For decades, Colombian journalism has been a direct victim of the violence generated by the country’s armed conflict that started more than 50 years ago. The signing of the new peace agreement with the FARC guerrillas, endorsed by the country’s Congress on Nov. 30, could mean the end of one of the causes of violent censorship for journalists in Colombia.
Although there were no murders of journalists in Colombia in 2016 in retaliation for their work, 152 journalists have been killed in the country in the last 40 years, according to figures from the Foundation for Press Freedom (FLIP for its acronym in Spanish). The last was recorded on Sept. 10, 2015 when Flor Alba Núñez was shot in the head just as she was entering the station where she worked in the municipality of Pitalito, in the department of Huila.
Núñez’s death brought to life the feeling that prevailed in the editorial offices of the country: fear. A fear that leads to inevitable silence.
That is why, despite the benefits of this peace process, the media ecosystem, especially in the most remote regions of the country, “is hit very hard,” FLIP’s Executive Director Pedro Vaca explained to the Knight Center. This hinders the “vigorous and strong public scrutiny” that the implementation of the peace accords requires.
And so FLIP released the documentary “In the middle: the silence within Colombian journalism” on its YouTube channel on Dec. 30, 2016. Although the documentary was first presented in February 2016, to mark the Day of the Journalist in Colombia, it is now public after being presented at human rights documentaries festivals.
“It is material that we will continue to circulate as a tool to show how self-censorship is in Colombia and the causes of the silences of Colombian journalism,” said Vaca, who added that in order to make the documentary, they visited departments like Guaviare, Cochó, Putumayo, Huila and the region known as Montes de María, those traditionally hit hard by the armed conflict.
But self-censorship is not the only subject the documentary addresses. Vaca pointed out that the problems of press freedom in Colombia include violence, high levels of impunity, advertising and its affect on media autonomy, as well as the power of the public forces on the media.

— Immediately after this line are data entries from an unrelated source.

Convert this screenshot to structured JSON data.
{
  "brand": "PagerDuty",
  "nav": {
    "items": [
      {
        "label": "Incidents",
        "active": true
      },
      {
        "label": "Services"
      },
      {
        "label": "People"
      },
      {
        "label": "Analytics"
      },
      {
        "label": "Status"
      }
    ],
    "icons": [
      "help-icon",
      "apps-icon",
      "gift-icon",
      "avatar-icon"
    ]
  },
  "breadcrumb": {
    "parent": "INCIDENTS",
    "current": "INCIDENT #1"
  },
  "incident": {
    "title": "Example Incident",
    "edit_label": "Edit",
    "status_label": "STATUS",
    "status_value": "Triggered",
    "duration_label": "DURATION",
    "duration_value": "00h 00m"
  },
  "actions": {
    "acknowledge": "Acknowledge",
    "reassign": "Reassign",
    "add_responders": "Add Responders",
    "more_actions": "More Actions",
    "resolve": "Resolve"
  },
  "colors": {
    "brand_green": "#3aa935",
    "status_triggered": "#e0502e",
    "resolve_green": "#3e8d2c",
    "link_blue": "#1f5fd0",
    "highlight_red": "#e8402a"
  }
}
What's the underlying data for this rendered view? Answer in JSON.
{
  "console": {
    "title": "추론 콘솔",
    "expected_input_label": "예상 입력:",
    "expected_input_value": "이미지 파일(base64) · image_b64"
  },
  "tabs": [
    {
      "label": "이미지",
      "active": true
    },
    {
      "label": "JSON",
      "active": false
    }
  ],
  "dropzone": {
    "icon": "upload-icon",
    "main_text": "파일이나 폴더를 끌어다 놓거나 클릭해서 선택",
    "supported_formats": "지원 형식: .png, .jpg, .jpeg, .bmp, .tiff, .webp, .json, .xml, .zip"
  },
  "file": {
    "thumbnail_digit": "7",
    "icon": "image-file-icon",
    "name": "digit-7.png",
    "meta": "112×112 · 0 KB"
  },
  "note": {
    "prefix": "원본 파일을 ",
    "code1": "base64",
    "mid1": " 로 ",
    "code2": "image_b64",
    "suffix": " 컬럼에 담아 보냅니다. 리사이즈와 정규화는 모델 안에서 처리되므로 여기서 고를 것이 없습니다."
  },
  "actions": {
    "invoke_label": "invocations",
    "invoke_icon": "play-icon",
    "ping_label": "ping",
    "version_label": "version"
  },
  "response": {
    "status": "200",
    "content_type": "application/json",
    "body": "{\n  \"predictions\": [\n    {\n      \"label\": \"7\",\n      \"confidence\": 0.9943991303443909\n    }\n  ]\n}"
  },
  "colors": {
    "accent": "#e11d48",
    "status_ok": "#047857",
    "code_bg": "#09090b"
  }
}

For example, one of the cases recorded by the documentary is that of radio station Chiribequete Stereo, in Guaviare, which was closed after threats and pressure from the Army.
“The army was pushing us. Then one of the soldiers said very clearly: “No, because very simply my captain, we do what we did in Caquetá. If the man does not want to air our programs, then we take the station and we air the programs that we want,” said the station’s manager Ramón Ubaldo Bayer.
As an answer to the negative response by leaders of the station, the threats started, as well as the dissemination of information that called them accomplices of the FARC. “They started to make that myth, and they took over all the equipment. That cost us to leave there and the station is done,” Bayer said.
According to Vaca, the documentary, which is “a tool for spreading the problems that we record,” will be accompanied by activities with journalism schools and journalist associations. However, one of his main objectives is for the documentary to become “a decision-making tool for local authorities.”
FLIP has now made a shorter version of the documentary that is just over 30 minutes. The initial version, which runs at 50 minutes, has English subtitles.